Ce terme désigne les appareils utilisant un cylindre ou des cylindres amovibles et les appareils mécaniques à plateau utilisant des disques amovibles. Le phonographe a été le premier appareil de reproduction sonore destiné au public et qui a servi autant dans les salons privés que dans des cafés en tant qu'instrument de musique à monnayeur. Il a servi également à transporter des informations ou des directives parlées[2] et aussi comme moyen d'apprentissage des langues[3].
Étymologiquement, le mot « phonographe » dérive du grec ancien : φωνή (phonè) : la voix ; γράφειν (graphein) : écrire.
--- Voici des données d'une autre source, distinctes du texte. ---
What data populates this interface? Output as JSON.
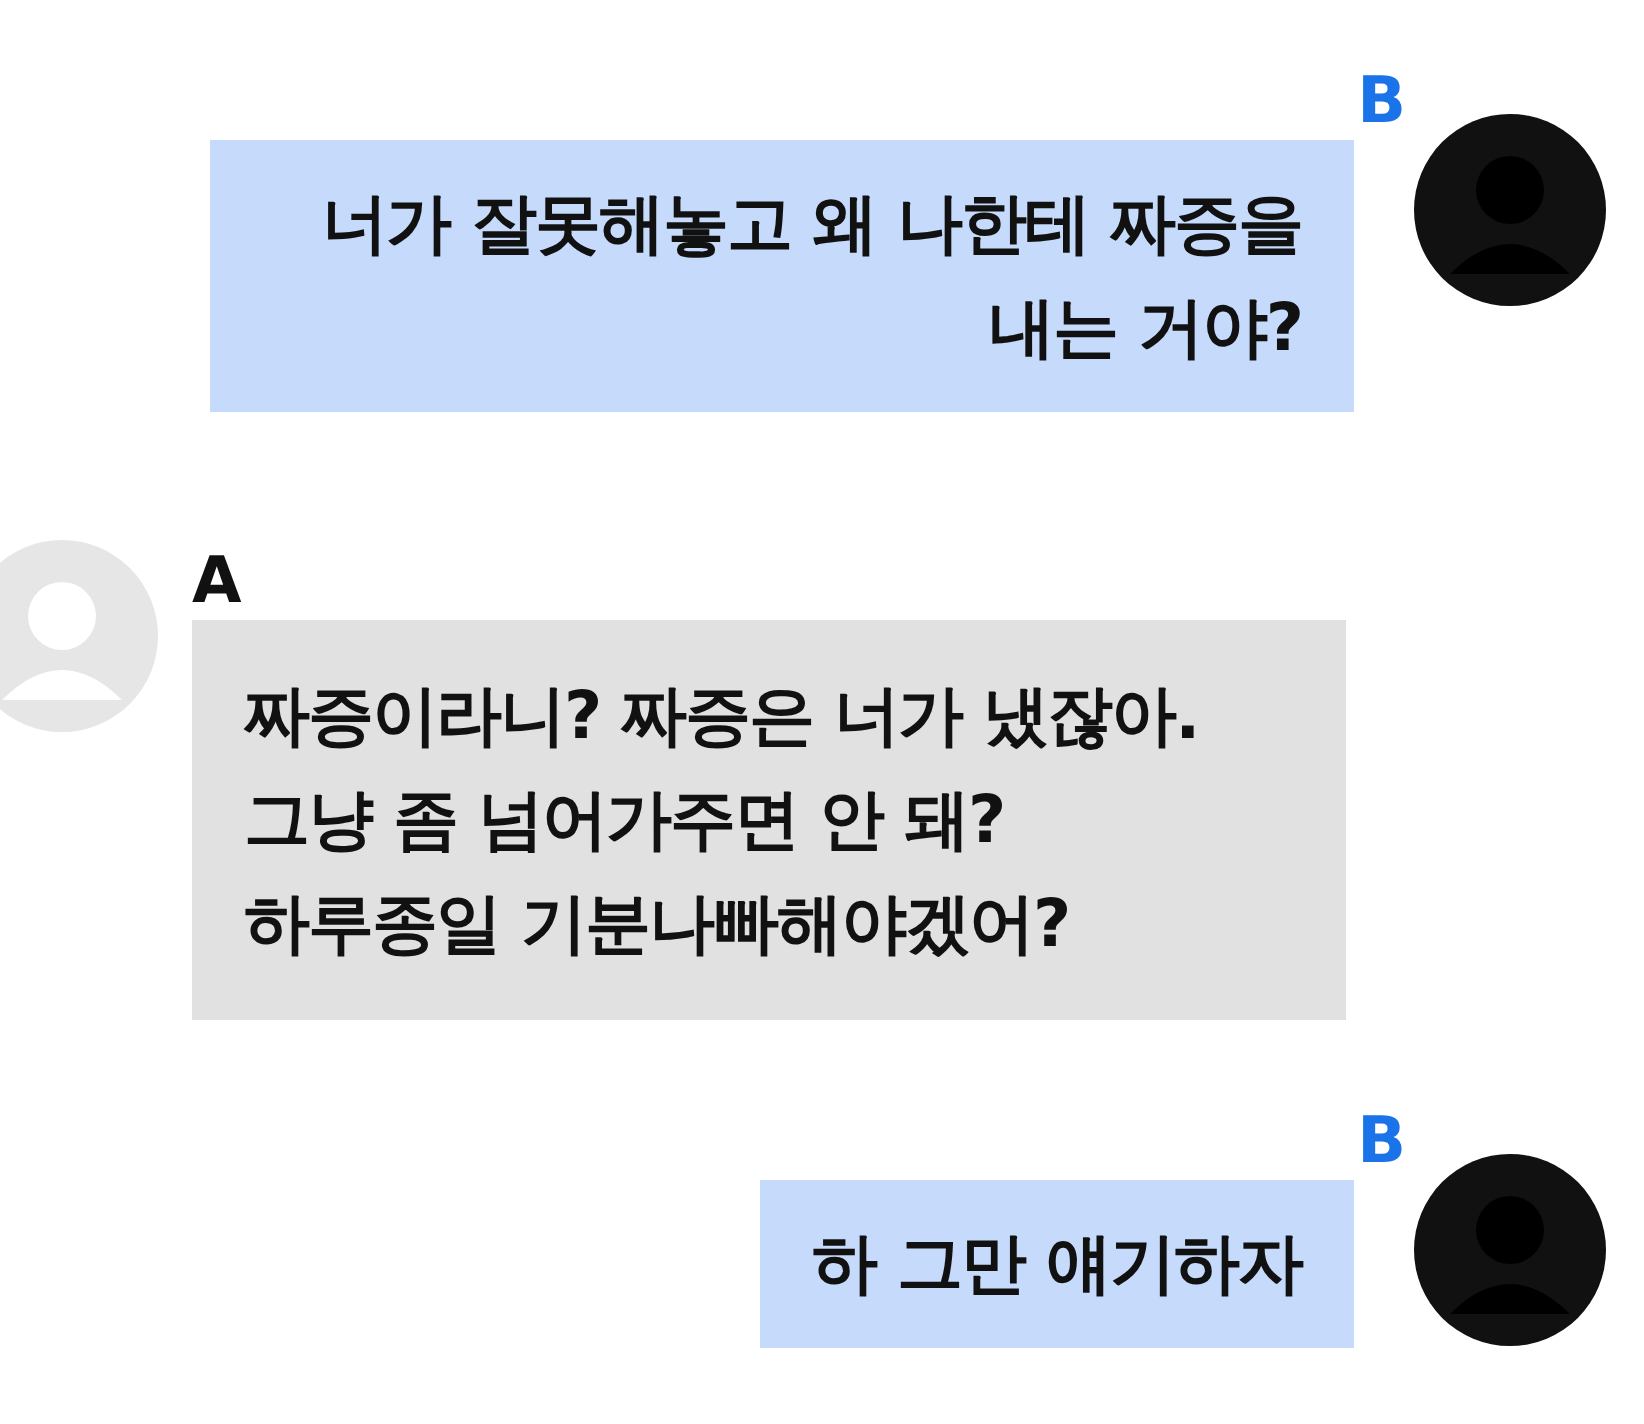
{
  "messages": [
    {
      "sender": "B",
      "kind": "outgoing",
      "lines": [
        "너가 잘못해놓고 왜 나한테 짜증을",
        "내는 거야?"
      ]
    },
    {
      "sender": "A",
      "kind": "incoming",
      "lines": [
        "짜증이라니? 짜증은 너가 냈잖아.",
        "그냥 좀 넘어가주면 안 돼?",
        "하루종일 기분나빠해야겠어?"
      ]
    },
    {
      "sender": "B",
      "kind": "outgoing",
      "lines": [
        "하 그만 얘기하자"
      ]
    }
  ]
}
Le procédé originel du phonographe, né dans les dernières décennies du XIXe siècle, est remplacé par le gramophone, mais pour le grand public, l'appellation phonographe, raccourcie en phono, désignera longtemps ce type d'appareils. D'autres appellations voient le jour au fil des années et des avancées technologiques (dont la stéréophonie au milieu du XXe siècle) : tourne-disque, platine tourne-disques, électrophone, pick-up, conjointement au magnétophone, appareils qui sont ensuite eux-mêmes éclipsés par les techniques de reproduction sonores nées de la numérisation.
Ce type d'appareils est de retour au XXIe siècle pour le « scratch vinyle » des DJ. Il est dans le même esprit utilisé comme média intermédiaire pour la production de disques numérisés de Rock 'n' roll après l'émergence du son électronique, et pour la restitution des vieux « 78 tours »[4].
Historique
Précurseurs
Les instruments de musique mécaniques, tels que limonaires, orgues de barbarie, pianos mécaniques et boîtes à musique préfigurent sur quelques aspects le principe du phonographe, en étant les précurseurs, permettant aux particuliers d’écouter un ouvrage musical directement chez eux sans devoir assister à un concert.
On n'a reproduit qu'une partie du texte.